In a recent hospital case in which Mr. Maisel represented the debtors, the Ninth Circuit’s opinion provides guidance on the dividing line between compensation and recovery. See Gardens Regional Hospital. and Med. Center Liquidating Trust v. California (In re Gardens Regional Hosp. and Med. Center, Inc.), 975 F.3d 926 (9th Cir. 2020). Garden Regional was concerned about whether the state could recover two of the debtor’s obligations – (i) hospital quality assurance (“HQA”) fees and (ii) fee-for-service obligations – from state payments to the debtor for additional HQA payments under the state Medicaid program, Medi-Cal. The bankruptcy court, while citing our Business Journal in a footnote, found that whether the vendor agreement was a contract or a license, the fees and liability arose out of the same transaction or same occurrence. Gardens Regional, 569 BR 788, 799 (Bankr. CD Cal. 2017).
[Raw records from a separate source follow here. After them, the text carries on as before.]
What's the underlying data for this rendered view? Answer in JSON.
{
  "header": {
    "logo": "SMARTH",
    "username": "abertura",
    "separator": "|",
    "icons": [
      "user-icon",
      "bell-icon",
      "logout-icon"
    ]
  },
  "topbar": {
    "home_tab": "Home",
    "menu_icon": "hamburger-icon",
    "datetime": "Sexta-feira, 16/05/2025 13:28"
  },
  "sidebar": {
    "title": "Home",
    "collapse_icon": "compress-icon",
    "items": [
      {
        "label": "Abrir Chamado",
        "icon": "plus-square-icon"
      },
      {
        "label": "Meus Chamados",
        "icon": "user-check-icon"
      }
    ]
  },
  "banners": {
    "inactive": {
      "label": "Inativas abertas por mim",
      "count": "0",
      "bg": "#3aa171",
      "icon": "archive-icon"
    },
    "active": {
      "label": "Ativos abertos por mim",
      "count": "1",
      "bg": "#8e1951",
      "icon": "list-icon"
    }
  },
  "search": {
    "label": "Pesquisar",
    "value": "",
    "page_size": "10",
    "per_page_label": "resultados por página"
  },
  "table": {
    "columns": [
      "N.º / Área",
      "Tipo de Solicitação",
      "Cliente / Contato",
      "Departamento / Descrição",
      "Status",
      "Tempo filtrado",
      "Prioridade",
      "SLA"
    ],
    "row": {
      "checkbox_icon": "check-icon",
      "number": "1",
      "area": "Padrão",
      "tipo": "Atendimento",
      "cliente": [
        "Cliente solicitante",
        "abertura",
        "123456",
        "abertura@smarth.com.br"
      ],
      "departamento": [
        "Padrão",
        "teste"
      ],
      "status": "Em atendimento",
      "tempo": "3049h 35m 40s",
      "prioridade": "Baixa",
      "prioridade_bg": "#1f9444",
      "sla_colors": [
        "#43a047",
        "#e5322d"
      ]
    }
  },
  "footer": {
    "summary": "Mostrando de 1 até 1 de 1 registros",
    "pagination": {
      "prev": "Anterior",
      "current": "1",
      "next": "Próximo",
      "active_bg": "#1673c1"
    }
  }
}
The Ninth Circuit confirmed in part and reversed in part. The court agreed that HQA’s unpaid fees had the necessary logical relationship to HQA’s additional payments to characterize them as arising from the same transaction for purposes of recovery. With respect to fee-for-service obligations, however, the Ninth Circuit concluded that there was no logical relationship. In that decision, the Court found that to be considered a recovery, the deduction of costs must be based on ties beyond the mere assertion of a legal right to make the deduction. 975 F.3d at 939. Moreover, the mention of such a right in a contract, without more, does not establish that the deduction is in fact a recovery. Identifier. 940. The mere fact that the two countervailing obligations were somehow anchored in the parties’ contract is not, in itself, sufficient to establish the required legal relationship. Identifier.
While the long-term impact of Garden Regional and other recent health care cases remains to be seen, they give health care bankruptcy practitioners advice on critical and recurring issues — and perhaps hope They say that health care debtors will be able to get relief from bankruptcy over the objection of government payors.